Las últimas tres noches las pasamos en Pereira, una ciudad de un tamaño intermedio entre Medellin y Armenia, pero con el mismo clima perfecto. Tiene aceras anchas y un tráfico más o menos prudente en el centro, aunque no faltan vagabundos y drogadictos sobre todo por la noche.

Desde Pereira hicimos dos excursiones; una a las termales de San Vicente, que nos parecieron sencillamente las mejores que hemos conocido, por su calidad, entorno y organización y la visita al pueblo de Marsella, un pueblo típico de la zona.

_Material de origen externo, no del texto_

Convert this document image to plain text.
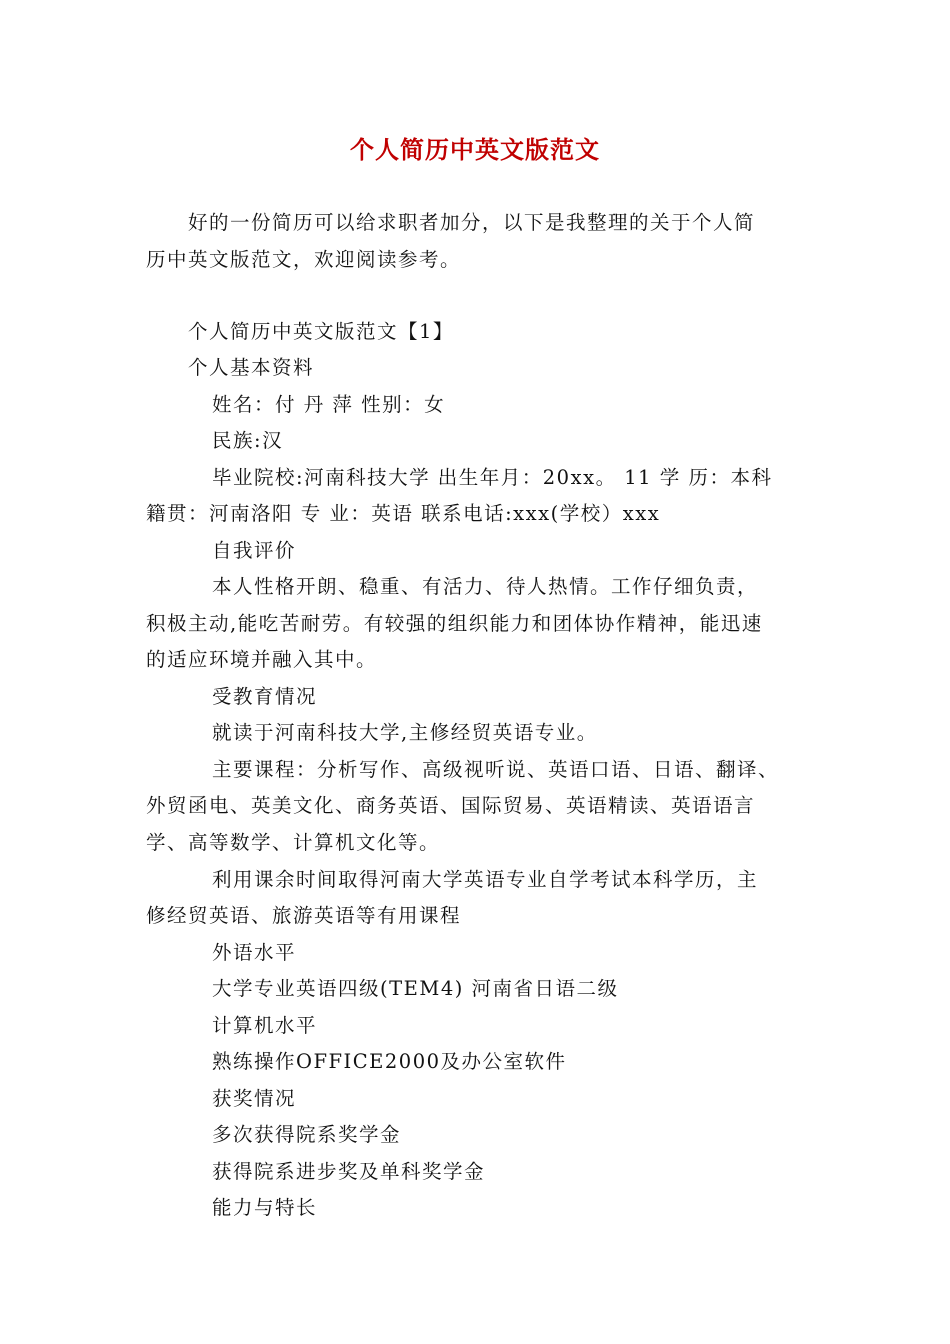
个人简历中英文版范文
好的一份简历可以给求职者加分，以下是我整理的关于个人简
历中英文版范文，欢迎阅读参考。
个人简历中英文版范文【1】
个人基本资料
姓名：付 丹 萍 性别：女
民族:汉
毕业院校:河南科技大学 出生年月：20xx。 11 学 历：本科
籍贯：河南洛阳 专 业：英语 联系电话:xxx(学校）xxx
自我评价
本人性格开朗、稳重、有活力、待人热情。工作仔细负责，
积极主动,能吃苦耐劳。有较强的组织能力和团体协作精神，能迅速
的适应环境并融入其中。
受教育情况
就读于河南科技大学,主修经贸英语专业。
主要课程：分析写作、高级视听说、英语口语、日语、翻译、
外贸函电、英美文化、商务英语、国际贸易、英语精读、英语语言
学、高等数学、计算机文化等。
利用课余时间取得河南大学英语专业自学考试本科学历，主
修经贸英语、旅游英语等有用课程
外语水平
大学专业英语四级(TEM4) 河南省日语二级
计算机水平
熟练操作OFFICE2000及办公室软件
获奖情况
多次获得院系奖学金
获得院系进步奖及单科奖学金
能力与特长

Las termales nos parecieron todo un espectáculo. Nos ofrecieron un paquete turístico para todo el día por 75.000 pesos, que incluía los 75 minutos de bus, la entrada y la comida con un refrigerio (agua panela con queso) incluido. Nos pareció un entorno espectacular,  de bosque húmedo tropical donde se veían varias cascadas, y a 2.500 metros de altura cuenta con varias piscinas una de las cuales es totalmente natural que incluye una sauna turca creada con piedras y un plástico.

A la vuelta, nos sorprendió un desprendimiento sobre la carretera. Está lloviendo a mares desde que vinimos, y todos los días se dan movimientos de tierras que en muchos casos matan a gente en la carretera. Nos libramos por poco. Acababa de ocurrir. Tras varias gestiones y llamadas entendimos que nadie iba a venir a quitarnos las piedras, con lo que los cinco hombres del bus, todos turistas, nos bajamos del mismo y empezamos a retirarlas para que el bus pudiera pasar. No sin problemas pero pudo pasar y continuamos la ruta hacia Pereira.

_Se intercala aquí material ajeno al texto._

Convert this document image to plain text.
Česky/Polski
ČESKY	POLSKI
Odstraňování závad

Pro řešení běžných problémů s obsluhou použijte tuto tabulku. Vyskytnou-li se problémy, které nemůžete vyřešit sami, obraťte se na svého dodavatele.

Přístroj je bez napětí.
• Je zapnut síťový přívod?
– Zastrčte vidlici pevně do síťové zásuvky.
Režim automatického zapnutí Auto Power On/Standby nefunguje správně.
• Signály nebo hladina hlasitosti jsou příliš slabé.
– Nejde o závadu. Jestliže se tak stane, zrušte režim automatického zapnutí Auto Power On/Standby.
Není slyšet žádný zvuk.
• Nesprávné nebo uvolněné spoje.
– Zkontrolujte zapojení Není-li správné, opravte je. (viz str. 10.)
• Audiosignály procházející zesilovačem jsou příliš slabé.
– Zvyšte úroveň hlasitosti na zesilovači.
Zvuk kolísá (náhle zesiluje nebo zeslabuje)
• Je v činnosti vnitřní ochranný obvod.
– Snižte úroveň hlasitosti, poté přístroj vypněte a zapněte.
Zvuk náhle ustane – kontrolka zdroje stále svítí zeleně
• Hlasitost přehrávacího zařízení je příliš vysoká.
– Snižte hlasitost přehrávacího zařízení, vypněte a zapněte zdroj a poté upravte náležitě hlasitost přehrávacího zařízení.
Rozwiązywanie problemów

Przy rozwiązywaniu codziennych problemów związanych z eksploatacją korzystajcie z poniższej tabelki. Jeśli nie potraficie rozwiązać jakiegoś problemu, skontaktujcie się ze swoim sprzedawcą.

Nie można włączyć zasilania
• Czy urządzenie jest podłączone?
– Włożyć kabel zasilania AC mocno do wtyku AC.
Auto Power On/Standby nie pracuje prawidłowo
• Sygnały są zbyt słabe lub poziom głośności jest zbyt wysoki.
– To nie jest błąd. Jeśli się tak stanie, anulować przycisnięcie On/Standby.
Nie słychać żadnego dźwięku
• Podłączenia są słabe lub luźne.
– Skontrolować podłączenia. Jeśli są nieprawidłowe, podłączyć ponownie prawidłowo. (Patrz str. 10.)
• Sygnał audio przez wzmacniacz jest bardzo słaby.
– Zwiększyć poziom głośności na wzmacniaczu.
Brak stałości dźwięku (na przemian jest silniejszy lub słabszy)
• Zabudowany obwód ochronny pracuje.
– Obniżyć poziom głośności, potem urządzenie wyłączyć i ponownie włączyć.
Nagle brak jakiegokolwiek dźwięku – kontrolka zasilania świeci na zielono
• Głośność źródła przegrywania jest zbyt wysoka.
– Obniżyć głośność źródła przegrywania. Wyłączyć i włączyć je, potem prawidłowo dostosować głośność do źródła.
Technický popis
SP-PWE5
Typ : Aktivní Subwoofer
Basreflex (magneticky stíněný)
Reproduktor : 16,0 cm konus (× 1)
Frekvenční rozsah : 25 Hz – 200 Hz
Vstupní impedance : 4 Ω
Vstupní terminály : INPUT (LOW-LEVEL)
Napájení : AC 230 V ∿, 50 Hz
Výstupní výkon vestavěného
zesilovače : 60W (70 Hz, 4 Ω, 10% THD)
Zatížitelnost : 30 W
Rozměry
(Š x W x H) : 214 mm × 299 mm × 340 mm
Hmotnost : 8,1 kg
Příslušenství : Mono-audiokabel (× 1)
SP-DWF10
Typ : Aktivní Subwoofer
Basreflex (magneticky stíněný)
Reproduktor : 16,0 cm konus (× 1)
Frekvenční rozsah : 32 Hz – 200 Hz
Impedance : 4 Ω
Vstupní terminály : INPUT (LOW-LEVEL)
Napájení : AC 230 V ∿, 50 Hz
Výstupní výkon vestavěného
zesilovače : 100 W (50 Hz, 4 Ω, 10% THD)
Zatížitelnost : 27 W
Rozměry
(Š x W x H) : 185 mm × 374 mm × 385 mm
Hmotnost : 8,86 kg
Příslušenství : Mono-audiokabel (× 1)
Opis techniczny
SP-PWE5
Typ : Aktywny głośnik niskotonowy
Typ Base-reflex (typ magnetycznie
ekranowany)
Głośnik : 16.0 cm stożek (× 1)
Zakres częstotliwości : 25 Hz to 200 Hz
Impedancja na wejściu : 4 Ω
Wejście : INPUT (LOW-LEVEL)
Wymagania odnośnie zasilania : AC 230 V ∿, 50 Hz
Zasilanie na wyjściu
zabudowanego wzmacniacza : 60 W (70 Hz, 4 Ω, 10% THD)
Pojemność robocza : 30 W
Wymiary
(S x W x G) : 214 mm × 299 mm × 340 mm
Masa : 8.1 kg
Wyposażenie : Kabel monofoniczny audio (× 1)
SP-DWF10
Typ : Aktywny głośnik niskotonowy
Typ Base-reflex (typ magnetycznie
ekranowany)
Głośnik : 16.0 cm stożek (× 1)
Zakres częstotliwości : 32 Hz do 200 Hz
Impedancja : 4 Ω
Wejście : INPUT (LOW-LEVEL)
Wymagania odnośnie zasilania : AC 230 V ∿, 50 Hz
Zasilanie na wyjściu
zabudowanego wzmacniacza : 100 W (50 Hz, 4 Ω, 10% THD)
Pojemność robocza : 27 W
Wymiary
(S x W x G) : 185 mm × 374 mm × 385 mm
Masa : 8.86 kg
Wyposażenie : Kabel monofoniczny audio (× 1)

En Marsella visitamos la casa de cultura, un parque botánico educativo y saliendo de allí conocimos un grupo de locales que habían vivido en España varios años. Uno de ellos nos comentó que tiene una incapacidad permanente por un accidente que tuvo trabajando en nuestro país. Dijo estar tan agradecido al país que invitó a toda la ronda y nos agradeció con un apretón de manos la conversación. Nota aclaratoria: El agradecimiento procede de los 3 millones de pesos que debe ganar al mes, de la incapacidad que le paga nuestro país, que le permite vivir como un rey en Colombia.

El siguiente día viernes viajamos otras 7 horas hacia Popayán, para irnos despidiendo de la gente. Estamos ya en nuestra última semana, y aunque nos duela, habrá que ir poco a poco haciéndonos a la idea de que esto se acaba, y llega de nuevo la normalidad.